According to the National Association of Realtors, single women accounted for 16 percent of home buyers last year, lower than their long-term average of 20 percent. Yet they were still well ahead of single men, who accounted for only 9 percent.
Women began to outpace men in home-buying in the late 1990s, and although no one is really sure why men haven’t caught up, “it may be as simple as most guys don’t get serious about housing until they meet the right woman,” said Walter Molony, a spokesman for the association.
Demographic changes are helping to fuel the trend. More women than ever are the primary earners in their households, according to a recent Pew Research Center study.

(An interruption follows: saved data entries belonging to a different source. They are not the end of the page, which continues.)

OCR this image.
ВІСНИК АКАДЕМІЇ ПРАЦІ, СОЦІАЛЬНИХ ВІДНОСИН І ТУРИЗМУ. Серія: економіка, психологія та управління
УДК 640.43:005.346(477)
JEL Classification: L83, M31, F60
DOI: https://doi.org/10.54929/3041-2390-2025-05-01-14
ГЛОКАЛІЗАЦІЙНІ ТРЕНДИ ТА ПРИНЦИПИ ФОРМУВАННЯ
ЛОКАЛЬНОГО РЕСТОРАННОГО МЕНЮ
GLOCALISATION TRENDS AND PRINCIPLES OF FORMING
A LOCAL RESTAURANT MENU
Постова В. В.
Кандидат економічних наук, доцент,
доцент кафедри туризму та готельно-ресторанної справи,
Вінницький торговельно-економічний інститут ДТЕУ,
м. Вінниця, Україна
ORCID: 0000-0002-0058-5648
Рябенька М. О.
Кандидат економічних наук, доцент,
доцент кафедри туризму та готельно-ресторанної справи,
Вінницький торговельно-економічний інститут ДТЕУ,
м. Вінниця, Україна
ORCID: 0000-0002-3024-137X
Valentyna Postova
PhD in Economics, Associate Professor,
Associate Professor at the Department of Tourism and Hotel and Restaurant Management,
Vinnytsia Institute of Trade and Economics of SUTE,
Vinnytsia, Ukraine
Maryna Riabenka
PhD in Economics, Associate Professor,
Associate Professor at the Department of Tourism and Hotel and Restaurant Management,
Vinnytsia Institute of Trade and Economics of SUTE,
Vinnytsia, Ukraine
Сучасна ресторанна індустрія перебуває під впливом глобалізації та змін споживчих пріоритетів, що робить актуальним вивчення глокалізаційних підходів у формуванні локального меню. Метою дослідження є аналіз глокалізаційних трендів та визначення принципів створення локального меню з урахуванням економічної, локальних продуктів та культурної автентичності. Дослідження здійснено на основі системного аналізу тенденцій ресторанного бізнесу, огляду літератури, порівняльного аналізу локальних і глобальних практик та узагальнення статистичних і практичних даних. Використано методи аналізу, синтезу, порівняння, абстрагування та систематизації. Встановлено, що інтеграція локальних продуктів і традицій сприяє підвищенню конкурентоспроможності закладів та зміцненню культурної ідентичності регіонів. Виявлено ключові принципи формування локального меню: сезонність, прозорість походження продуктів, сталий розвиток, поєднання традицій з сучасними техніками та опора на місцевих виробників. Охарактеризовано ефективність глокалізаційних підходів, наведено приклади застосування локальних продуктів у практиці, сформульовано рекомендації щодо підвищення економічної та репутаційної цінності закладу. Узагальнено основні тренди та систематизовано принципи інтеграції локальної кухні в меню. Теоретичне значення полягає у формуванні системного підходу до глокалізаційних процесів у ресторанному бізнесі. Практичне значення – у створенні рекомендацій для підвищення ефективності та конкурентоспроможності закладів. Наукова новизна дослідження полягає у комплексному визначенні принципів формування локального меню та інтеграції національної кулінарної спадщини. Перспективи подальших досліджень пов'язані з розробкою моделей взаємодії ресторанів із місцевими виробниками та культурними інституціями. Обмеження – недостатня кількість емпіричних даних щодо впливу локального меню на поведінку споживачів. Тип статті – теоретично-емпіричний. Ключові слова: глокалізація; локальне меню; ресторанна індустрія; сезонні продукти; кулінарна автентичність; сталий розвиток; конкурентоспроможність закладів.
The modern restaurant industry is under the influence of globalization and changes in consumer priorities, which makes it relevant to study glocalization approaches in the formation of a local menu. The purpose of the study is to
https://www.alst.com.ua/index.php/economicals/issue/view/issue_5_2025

In a record 40 percent of American households with children— nearly four times the level in 1960 — women are the breadwinners. And about two-thirds of these breadwinners are single.
“It really is a market that wasn’t there a couple of decades ago,” said Hale Walker, a founder of Michigan Mutual, a mortgage lender in Port Huron, Mich.
In Mr. Walker’s experience, single women are more proactive these days in planning for their financial future, and they often approach a home purchase as a smart addition to their portfolio. He categorizes them with engineers and schoolteachers as the type of client who tends to be focused and organized.
“They’re coming in with a good handle on what they’re trying to accomplish,” he said.
But then again, many single women who have never owned a home are intimidated by the process, said Jeanie Douthitt, an agent with Private Label Realty in the Dallas area.
She tries to ease these fears with a step-by-step program she created called Smart Women Buy Homes. The idea is to educate women new to the market, a group that includes single moms, divorcees, recent college graduates and older professionals who have never been married.
“Qualifying for a mortgage — that is probably the scariest part for single women,” Ms. Douthitt said. “Even if they’ve been married before and bought a home, they often aren’t knowledgeable about the process. They were just signing papers.”
Many are under the impression that they cannot possibly qualify for a loan unless they save enough cash for a 20 percent down payment, which is a particularly daunting prospect for women who have children to support. Instead, Ms. Douthitt said, “we put a lot of women into an F.H.A. loan,” which requires as little as 3.5 percent down.
Cara Hawkins, a production manager at Ameripro Funding who works closely with Ms. Douthitt, has found that single women are more interested than single men in fully understanding the process. For that reason, “they are more apt to reach out for help,” she said, “and if they have a good advocate on their side, they will move faster than men.”
In a 2006 study, the Joint Center for Housing Studies at Harvard calculated the value of home purchases by single women over a three-year period at $550 billion. Ms. Douthitt believes that market would swell considerably if more real estate professionals followed her lead.
“What most people don’t understand is that one out of every five homes being sold are being bought by single women,” Ms. Douthitt said.
“If more people were out there helping single women, that 20 percent would double, I promise you.”